Addressing the Polarization Signature of the Ocean Scattering at Ku band in Presence of Both Non-homogenous Winds and Rain

Abstract:

Spaceborne scatterometer observations, especially at Ku-band, are affected by rain and these effects need to be corrected to avoid errors in wind retrievals. Although several semi-empirical techniques have been already developed to correct the wind retrievals, a physical forward model of the backscattering coefficient accounting for both wind and rain may lead to a more accurate approach in estimating winds. Three main steps are needed to construct this model, such as: modeling the effects due to the raindrops impinging over the ocean surface; modeling the attenuation on the signal going through the precipitating event; modeling the volume backscattering introduced by rain. We propose a theoretical model of the ocean surface backscattering coefficient accounting for the surface modifications due to the raindrops’ impact. Modeling both the attenuation and volume backscattering will be the objective of future works. The ocean surface scattering model is based on a modified version of the surface wind waves spectrum developed by Donelan and Pierson (1997) which is suitable to include the splash effects.

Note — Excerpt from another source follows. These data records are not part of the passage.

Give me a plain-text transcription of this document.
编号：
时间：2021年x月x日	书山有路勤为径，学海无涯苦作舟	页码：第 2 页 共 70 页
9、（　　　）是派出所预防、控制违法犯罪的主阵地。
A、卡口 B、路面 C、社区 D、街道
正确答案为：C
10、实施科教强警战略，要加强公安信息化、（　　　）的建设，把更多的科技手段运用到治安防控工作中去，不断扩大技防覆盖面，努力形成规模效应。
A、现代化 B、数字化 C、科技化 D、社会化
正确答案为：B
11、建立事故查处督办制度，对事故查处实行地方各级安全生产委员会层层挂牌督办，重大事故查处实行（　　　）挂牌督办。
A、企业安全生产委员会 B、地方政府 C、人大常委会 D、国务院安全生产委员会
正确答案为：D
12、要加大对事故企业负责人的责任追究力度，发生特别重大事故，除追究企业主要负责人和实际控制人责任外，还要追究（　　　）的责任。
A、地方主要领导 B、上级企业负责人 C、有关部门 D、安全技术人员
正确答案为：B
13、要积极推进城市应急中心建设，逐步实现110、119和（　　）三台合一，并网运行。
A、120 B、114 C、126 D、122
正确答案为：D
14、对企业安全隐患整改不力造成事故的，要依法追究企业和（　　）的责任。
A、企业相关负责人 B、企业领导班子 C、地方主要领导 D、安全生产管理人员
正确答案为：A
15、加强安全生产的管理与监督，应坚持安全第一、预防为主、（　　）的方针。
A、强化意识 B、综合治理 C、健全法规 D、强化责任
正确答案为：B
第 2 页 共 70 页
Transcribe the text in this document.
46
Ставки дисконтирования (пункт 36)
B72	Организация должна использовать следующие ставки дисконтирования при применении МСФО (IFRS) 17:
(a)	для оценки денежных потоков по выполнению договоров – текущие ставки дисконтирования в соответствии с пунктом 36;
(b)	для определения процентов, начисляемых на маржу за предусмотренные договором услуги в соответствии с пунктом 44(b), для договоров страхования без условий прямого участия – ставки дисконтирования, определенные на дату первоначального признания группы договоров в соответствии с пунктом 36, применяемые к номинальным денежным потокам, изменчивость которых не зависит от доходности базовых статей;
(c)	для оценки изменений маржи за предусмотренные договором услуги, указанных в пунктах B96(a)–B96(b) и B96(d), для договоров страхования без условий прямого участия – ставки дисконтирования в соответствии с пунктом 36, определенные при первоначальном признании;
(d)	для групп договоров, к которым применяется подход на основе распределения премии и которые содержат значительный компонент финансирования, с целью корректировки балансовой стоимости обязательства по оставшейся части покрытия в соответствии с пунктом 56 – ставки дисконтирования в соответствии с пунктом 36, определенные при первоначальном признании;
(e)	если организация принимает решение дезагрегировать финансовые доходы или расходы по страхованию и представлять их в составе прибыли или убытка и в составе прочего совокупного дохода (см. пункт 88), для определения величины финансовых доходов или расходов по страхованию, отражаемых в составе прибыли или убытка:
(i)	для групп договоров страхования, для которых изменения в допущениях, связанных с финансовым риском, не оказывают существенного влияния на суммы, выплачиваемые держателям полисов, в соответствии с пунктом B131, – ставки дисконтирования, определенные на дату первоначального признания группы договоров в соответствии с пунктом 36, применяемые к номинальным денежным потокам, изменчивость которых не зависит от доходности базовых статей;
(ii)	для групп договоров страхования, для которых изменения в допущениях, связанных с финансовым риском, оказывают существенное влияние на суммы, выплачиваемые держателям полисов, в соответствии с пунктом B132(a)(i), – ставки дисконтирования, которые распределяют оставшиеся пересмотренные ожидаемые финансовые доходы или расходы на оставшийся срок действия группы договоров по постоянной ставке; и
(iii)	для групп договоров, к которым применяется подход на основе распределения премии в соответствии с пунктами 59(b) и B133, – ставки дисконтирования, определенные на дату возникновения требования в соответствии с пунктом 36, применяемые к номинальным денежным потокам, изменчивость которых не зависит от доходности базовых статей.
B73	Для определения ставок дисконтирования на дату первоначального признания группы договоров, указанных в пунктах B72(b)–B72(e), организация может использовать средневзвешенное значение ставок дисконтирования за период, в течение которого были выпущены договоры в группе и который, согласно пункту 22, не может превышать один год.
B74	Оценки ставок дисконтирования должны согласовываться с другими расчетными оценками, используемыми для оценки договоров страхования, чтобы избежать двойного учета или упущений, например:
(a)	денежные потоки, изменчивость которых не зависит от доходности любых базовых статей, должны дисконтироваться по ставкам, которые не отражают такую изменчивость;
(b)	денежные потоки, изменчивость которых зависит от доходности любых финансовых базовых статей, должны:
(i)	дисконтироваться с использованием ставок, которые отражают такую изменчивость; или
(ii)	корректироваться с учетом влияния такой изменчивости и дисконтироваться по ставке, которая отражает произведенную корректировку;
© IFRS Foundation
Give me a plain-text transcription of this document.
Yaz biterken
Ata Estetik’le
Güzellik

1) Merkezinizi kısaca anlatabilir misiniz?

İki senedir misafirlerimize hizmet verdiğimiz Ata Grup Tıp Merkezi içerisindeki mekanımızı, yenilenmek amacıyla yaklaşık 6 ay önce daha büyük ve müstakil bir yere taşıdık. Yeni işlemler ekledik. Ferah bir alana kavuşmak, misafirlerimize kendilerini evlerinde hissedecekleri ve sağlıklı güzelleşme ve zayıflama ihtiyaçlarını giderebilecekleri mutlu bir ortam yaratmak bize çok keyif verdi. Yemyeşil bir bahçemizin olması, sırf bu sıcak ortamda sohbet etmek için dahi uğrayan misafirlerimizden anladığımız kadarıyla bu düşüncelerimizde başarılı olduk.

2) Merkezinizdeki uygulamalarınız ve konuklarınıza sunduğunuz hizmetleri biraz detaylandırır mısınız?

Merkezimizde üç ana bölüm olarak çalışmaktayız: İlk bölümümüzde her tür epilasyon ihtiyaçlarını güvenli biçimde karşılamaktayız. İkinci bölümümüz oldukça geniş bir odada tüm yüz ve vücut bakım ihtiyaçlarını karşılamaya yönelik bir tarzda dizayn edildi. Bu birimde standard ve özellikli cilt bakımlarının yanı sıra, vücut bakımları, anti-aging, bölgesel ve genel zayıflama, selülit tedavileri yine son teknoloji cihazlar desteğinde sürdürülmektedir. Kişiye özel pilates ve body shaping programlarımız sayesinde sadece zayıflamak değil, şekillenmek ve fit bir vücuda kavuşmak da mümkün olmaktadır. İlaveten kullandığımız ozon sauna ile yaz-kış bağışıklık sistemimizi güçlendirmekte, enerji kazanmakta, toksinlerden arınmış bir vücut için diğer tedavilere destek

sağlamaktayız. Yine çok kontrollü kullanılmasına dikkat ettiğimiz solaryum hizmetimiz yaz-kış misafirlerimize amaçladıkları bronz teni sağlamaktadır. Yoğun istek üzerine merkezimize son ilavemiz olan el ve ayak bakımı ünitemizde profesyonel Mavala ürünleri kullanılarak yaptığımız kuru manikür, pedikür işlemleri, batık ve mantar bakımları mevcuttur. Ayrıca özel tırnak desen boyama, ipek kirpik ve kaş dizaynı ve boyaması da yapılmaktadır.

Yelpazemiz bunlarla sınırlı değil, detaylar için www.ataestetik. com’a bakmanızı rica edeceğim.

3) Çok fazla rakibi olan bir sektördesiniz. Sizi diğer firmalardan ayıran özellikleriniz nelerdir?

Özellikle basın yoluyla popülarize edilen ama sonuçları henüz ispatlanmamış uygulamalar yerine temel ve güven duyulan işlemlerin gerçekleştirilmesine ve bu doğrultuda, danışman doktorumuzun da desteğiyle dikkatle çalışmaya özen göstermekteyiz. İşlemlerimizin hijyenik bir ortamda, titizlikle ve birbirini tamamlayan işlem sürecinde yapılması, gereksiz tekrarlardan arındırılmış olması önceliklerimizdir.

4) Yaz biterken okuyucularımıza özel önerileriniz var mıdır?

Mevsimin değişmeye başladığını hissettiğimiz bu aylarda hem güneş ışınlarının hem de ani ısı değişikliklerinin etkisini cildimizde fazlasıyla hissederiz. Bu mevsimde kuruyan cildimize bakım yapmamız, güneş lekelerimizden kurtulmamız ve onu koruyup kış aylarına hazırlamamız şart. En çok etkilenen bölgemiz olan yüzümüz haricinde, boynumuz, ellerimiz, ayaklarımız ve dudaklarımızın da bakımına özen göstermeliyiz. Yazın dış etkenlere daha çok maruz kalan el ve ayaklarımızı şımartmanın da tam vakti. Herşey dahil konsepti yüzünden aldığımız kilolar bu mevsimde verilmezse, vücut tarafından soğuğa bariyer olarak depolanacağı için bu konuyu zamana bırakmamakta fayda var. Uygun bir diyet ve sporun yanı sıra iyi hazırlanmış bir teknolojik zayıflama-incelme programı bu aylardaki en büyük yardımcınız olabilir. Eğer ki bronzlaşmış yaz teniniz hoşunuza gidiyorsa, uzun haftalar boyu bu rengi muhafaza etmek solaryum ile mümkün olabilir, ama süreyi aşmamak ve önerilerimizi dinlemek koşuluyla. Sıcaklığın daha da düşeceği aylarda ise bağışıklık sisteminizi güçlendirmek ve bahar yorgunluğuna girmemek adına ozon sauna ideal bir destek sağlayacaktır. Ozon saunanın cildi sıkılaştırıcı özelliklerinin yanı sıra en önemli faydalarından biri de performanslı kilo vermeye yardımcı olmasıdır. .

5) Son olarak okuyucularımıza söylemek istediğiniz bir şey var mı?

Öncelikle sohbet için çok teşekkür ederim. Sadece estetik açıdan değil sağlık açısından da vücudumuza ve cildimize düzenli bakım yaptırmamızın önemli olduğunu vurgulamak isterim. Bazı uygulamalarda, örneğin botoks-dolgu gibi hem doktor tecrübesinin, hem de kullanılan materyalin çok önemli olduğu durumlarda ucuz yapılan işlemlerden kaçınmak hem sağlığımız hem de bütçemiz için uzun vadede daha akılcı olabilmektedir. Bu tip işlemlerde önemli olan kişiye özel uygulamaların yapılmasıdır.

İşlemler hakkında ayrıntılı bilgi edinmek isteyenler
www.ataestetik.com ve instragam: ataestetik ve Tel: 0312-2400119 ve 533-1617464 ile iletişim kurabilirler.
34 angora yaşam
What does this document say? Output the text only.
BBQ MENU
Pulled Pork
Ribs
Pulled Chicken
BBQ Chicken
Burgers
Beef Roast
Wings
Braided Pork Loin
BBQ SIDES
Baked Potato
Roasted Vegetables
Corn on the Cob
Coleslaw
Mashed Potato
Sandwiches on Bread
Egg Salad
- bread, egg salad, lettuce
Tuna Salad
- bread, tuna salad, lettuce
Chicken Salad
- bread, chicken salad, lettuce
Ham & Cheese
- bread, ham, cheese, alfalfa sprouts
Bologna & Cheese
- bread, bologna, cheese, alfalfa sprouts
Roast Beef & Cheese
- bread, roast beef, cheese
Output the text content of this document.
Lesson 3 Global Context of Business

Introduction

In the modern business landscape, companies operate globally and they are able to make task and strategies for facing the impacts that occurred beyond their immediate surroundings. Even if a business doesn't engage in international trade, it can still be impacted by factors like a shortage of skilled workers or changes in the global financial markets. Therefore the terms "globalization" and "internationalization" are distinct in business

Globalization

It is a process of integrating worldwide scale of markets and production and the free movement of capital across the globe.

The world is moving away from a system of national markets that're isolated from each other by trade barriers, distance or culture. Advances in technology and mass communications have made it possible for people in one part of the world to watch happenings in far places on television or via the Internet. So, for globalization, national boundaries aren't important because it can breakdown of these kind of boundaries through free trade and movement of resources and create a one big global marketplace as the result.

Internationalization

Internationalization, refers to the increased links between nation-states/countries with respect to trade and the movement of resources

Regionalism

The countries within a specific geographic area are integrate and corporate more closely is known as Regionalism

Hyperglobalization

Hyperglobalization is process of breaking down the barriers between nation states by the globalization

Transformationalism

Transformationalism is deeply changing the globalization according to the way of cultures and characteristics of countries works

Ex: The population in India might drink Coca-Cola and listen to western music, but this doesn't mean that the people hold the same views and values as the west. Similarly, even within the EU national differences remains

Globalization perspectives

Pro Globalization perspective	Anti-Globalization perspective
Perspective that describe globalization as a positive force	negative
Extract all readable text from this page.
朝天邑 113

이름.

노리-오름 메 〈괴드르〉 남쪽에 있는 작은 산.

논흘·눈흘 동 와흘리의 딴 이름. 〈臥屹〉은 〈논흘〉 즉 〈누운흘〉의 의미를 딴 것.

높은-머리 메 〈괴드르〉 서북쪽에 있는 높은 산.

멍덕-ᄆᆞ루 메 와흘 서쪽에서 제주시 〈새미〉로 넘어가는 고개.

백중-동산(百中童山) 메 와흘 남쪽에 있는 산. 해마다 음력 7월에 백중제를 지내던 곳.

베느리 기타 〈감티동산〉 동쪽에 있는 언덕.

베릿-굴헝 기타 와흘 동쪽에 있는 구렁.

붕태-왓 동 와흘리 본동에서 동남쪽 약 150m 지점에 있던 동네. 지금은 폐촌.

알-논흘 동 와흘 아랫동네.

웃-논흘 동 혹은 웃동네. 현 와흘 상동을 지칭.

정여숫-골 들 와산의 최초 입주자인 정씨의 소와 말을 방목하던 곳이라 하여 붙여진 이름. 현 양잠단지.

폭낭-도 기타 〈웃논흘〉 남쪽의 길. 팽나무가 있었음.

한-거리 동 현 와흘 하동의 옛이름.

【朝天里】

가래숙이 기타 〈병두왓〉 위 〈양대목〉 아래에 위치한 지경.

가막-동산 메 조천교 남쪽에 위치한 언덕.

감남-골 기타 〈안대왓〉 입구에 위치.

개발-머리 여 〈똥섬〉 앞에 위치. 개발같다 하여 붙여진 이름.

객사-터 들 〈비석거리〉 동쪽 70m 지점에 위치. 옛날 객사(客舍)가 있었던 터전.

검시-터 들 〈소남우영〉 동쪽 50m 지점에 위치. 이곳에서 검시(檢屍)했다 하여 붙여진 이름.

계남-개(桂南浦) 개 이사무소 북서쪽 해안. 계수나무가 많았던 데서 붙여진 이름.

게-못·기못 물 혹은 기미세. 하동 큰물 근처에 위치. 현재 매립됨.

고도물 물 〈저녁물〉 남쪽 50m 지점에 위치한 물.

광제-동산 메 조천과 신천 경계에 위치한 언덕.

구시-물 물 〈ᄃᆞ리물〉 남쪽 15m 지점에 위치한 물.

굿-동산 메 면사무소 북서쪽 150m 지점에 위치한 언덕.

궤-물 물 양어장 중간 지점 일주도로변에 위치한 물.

Main results suggest that this model is able to simulate the co-polar surface backscattering coefficient in both rainy and non-rainy conditions especially at V polarization. However, main discrepancies are found at H polarization where comparisons between the rain-free model and the QuikSCAT Ku-band scatterometer geophysical model function show disagreements especially at medium and high winds. To address this problem we are investigating the model of ocean surface response by analyzing its behavior for different wind wave spectra as well as by comparing it to different geophysical model functions. Moreover, analysis of wind variability will be carried out in order to perform a sensitivity study to the wind changes. Such approach is intended to develop a more realistic model to accurately simulate the ocean surface response considering both polarizations.